In fact you can get the original samples taken directly from the ROMs of old digital drum machines, which is maybe 60% of the character. The other 40% is a combination of the imperfect digital-to-analog converters and analog output stages of the time, the way effects like pitch shift were implemented (often by changing the sample rate, which is hard to emulate), and the control gestures idiomatic to the machine.
Legendary drum machines fall mostly in two categories : analog ones such as the Roland TR808 (and also electronic drums such as the Simmons SDS5), and early digital ones such as the LinnDrum and the Oberheim DMX, which use low bit samples (8 or 12 bits at most) and have an highly coloured sound (so that people still like to make new ROM kits for these, then sample the output).
Later models (starting in the 90s) have "CD quality sample" and probably aren't particularly worth sampling.
However some late machines such as the MPC series have audibly special sequencers, and "swing" in their own, peculiar way. So sampling individual sounds isn't particularly interesting, but sampling drum loops can be interesting.
> the MPC series have audibly special sequencers, and "swing" in their own, peculiar way.
Best explained by Roger Linn himself:
> My implementation of swing has always been very simple: I merely delay the second 16th note within each 8th note. In other words, I delay all the even-numbered 16th notes within the beat (2, 4, 6, 8, etc.)
https://www.attackmagazine.com/features/interview/roger-linn...
It's a bit more than bit depths, some use non-linear encoding (mu-law etc) which also contribute to uniqueness.
> these would be analog drum machines and the sampling is for convenient use in a digital workflow?
Convenience and also price. A real Roland TR-808 will set you back about $5,000 dollars on the used market.

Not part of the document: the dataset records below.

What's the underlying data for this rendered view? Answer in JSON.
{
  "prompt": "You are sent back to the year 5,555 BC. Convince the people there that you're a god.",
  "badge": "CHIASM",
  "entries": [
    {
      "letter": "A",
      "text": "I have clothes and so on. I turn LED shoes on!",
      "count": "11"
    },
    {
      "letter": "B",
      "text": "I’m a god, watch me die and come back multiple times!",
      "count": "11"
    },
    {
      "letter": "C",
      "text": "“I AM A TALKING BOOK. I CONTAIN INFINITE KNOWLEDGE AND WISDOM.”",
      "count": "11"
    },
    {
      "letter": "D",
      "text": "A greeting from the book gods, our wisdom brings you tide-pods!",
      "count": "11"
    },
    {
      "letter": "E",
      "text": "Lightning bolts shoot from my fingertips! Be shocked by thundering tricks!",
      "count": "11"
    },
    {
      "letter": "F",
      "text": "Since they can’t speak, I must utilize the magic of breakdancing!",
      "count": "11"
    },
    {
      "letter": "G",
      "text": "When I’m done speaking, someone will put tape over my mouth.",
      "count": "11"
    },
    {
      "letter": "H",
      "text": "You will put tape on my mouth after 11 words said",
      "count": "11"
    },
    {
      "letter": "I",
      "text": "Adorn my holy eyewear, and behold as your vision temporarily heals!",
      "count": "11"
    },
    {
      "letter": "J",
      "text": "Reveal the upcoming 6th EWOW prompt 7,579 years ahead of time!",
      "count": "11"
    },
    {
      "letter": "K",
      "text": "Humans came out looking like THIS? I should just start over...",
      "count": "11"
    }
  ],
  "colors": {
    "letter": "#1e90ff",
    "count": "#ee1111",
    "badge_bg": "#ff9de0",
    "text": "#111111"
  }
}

Sampling a sample can definitely be useful, if the original sample is in an inconvenient format (e.g. inside some hardware). Of course, this business is in a legal gray area, because the recordings inside the machines are copyrighted. But they are resold with some "processing" that could potentially be considered transformative enough. This is niche enough that I doubt it will ever be tried in court.